A lot of surprising things happened in November.
I came to grips with the idea that seminary training for biblical languages and history might actually be possible, and not just possible but something which God might be leading me into. I looked at the idea some years ago and put it aside. Now, I've visited one school and am working on arrangements to visit another.
I came to grips with the idea that it's possible to be a successful professional writer who makes an actual living as well as having actual impact. I've been looking up resources and learning, taking a harder look at what I'd like to do and what I'm willing to do. I finally ordered business cards, for crying out loud, a simple thing I should have done ages ago. I'm starting to catch up neglected basics, neglected because I was afraid to claim this thing I wanted.
These startling changes followed one quiet change. I moved my journal and prayer time to the evening instead of the morning.
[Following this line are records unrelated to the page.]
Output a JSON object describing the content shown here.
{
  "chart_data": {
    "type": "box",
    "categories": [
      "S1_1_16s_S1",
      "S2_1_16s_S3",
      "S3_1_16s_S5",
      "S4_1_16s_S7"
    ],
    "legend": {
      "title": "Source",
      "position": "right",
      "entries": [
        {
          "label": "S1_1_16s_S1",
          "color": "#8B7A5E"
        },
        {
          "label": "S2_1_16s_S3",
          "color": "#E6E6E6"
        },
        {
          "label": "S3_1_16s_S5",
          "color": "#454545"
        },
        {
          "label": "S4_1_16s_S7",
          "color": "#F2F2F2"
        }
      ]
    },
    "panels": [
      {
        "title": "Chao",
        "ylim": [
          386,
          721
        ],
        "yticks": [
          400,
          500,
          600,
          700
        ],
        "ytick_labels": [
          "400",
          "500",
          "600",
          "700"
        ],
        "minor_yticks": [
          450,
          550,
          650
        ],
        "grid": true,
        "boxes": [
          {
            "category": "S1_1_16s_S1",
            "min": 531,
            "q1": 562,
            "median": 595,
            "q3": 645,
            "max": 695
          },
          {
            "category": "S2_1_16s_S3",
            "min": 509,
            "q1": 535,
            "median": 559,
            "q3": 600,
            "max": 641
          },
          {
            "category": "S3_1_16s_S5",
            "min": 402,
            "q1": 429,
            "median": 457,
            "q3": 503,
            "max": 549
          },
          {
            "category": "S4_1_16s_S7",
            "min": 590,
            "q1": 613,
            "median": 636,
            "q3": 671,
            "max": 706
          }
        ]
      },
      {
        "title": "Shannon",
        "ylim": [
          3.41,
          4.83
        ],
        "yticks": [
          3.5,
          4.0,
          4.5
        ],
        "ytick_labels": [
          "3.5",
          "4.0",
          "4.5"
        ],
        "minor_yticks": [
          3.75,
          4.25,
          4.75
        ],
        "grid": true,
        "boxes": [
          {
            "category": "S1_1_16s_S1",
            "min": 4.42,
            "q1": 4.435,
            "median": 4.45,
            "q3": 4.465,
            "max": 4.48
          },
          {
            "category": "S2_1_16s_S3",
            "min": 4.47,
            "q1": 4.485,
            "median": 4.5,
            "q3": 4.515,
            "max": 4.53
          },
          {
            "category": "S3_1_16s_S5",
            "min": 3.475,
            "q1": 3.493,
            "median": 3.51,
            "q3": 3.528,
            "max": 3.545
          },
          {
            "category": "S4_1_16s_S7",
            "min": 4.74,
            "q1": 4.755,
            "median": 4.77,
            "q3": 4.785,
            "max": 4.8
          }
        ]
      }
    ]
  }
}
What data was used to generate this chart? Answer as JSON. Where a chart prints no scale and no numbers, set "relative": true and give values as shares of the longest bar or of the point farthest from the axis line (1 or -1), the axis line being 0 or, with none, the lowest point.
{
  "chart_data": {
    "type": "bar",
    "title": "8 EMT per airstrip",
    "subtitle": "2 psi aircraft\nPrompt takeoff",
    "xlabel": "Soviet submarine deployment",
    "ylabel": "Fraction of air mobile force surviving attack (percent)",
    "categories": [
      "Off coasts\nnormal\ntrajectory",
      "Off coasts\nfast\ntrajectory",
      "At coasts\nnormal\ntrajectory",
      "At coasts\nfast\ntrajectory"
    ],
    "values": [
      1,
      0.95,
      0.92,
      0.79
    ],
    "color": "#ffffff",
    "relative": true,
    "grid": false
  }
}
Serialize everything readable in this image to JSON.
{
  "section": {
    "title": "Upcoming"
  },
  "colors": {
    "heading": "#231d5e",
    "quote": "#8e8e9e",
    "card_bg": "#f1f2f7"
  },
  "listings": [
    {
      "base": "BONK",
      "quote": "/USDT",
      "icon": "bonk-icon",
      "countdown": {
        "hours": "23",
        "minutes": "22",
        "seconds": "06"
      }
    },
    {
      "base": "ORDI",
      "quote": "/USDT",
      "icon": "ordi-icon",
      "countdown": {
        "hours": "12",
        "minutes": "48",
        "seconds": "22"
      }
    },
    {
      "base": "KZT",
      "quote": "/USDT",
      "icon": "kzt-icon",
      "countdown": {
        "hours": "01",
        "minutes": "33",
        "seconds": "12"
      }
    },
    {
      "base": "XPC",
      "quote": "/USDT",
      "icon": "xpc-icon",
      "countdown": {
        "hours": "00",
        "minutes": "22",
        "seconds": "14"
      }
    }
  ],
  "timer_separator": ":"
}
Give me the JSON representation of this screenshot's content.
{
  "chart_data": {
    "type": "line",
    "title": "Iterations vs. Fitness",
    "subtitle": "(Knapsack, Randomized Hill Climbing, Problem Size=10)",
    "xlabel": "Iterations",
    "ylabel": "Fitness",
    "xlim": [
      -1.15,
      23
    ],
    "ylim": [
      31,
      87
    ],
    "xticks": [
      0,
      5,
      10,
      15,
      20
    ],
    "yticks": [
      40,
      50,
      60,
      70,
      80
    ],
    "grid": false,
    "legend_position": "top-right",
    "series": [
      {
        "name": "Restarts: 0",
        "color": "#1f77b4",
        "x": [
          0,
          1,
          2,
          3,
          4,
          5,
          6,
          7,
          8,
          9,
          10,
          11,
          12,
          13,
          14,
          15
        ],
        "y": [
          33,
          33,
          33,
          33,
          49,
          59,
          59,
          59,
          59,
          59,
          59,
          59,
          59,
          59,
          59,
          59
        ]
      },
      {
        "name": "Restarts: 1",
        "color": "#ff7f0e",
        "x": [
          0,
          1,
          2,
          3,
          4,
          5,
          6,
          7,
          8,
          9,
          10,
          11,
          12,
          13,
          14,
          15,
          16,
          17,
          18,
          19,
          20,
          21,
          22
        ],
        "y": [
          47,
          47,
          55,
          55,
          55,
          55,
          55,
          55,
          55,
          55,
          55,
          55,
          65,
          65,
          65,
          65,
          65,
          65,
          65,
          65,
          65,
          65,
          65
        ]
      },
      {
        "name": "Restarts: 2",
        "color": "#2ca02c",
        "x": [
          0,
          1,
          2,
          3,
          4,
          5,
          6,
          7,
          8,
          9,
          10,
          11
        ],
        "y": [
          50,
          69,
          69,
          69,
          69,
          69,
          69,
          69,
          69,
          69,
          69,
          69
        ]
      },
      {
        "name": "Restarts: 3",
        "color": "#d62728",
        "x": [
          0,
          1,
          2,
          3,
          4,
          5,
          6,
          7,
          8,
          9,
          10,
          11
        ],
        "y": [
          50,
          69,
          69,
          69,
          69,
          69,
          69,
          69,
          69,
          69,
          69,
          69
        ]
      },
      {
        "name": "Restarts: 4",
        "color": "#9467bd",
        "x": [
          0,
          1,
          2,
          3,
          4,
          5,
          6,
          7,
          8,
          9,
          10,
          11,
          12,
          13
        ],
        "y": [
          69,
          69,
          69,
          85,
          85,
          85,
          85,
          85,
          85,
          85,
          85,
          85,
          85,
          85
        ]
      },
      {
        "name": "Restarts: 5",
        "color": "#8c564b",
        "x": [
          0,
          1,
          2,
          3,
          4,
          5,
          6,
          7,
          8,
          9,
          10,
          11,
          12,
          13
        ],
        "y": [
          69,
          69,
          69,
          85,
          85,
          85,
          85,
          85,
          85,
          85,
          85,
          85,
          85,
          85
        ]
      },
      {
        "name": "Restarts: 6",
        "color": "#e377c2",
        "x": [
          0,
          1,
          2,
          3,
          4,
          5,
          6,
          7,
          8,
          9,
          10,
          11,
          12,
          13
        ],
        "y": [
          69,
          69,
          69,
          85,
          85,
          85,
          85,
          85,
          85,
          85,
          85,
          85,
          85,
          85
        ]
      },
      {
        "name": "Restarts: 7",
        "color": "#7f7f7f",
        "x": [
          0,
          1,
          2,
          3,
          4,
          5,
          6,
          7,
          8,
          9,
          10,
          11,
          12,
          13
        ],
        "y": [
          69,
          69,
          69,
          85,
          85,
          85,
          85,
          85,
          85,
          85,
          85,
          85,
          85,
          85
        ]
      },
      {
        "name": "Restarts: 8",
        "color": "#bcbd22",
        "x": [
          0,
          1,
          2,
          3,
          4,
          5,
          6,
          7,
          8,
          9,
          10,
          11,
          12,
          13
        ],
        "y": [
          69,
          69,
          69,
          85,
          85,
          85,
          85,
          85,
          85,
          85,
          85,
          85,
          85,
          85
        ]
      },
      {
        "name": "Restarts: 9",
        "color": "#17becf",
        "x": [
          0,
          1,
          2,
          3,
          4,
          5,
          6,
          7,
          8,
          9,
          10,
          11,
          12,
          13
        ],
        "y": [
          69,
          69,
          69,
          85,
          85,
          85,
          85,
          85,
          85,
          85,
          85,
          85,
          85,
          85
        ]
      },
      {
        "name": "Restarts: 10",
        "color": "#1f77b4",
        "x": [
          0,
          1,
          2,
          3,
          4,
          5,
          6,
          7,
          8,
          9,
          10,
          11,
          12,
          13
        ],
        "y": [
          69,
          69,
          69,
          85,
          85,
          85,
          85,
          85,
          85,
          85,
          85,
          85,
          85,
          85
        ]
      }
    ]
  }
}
Mornings are too rushed. I have a head full of what I want to do and ought to do and, half the time, what I'm scared to do or not even sure I should do. Instead of using my journal to explore what's really happening in my head and my heart, I write with scattered attention. Instead of taking time to read a section of scripture and meditate on it, I read fast, pray fast, spout pat answers, and fling myself into work.
Evening time is unhurried. If I sit down at the end of the day, I can take as long as I want to with my notebook and pens, write whatever I want to write, fill lots of pages if I like. Writing transitions naturally in and out of praying. There's time to read slowly and meditate on God's word, time to ask Him questions and wait for answers. Time to sit with Jesus, just sit, sit and listen and feel loved.
I wasn't the one who remembered seminary and started to contact people to ask questions. It came to me during prayer, completely unexpected by me.
It wasn't me who created magical new courage to face what it takes to be a successful independent professional writer. I've been avoiding this as much as I've been working on it for years. Suddenly I'm hiding less.
I need to keep spending this time in God's presence. I need it. This time changes everything, changes how I think and feel, changes how I see other people and how I interact with them, changes what I do over the course of a day, without a lot of conscious wrangling. It's kind of inexplicable, but this is my experience.
I have not been spending this time consistently, even though I know how badly I need it, and even with the help of seeing such practical changes stemming from it. Habits always need time and effort to change. I'm looking for ways to engrave this habit more deeply, to found myself in it and set foundations for whatever else God has in store.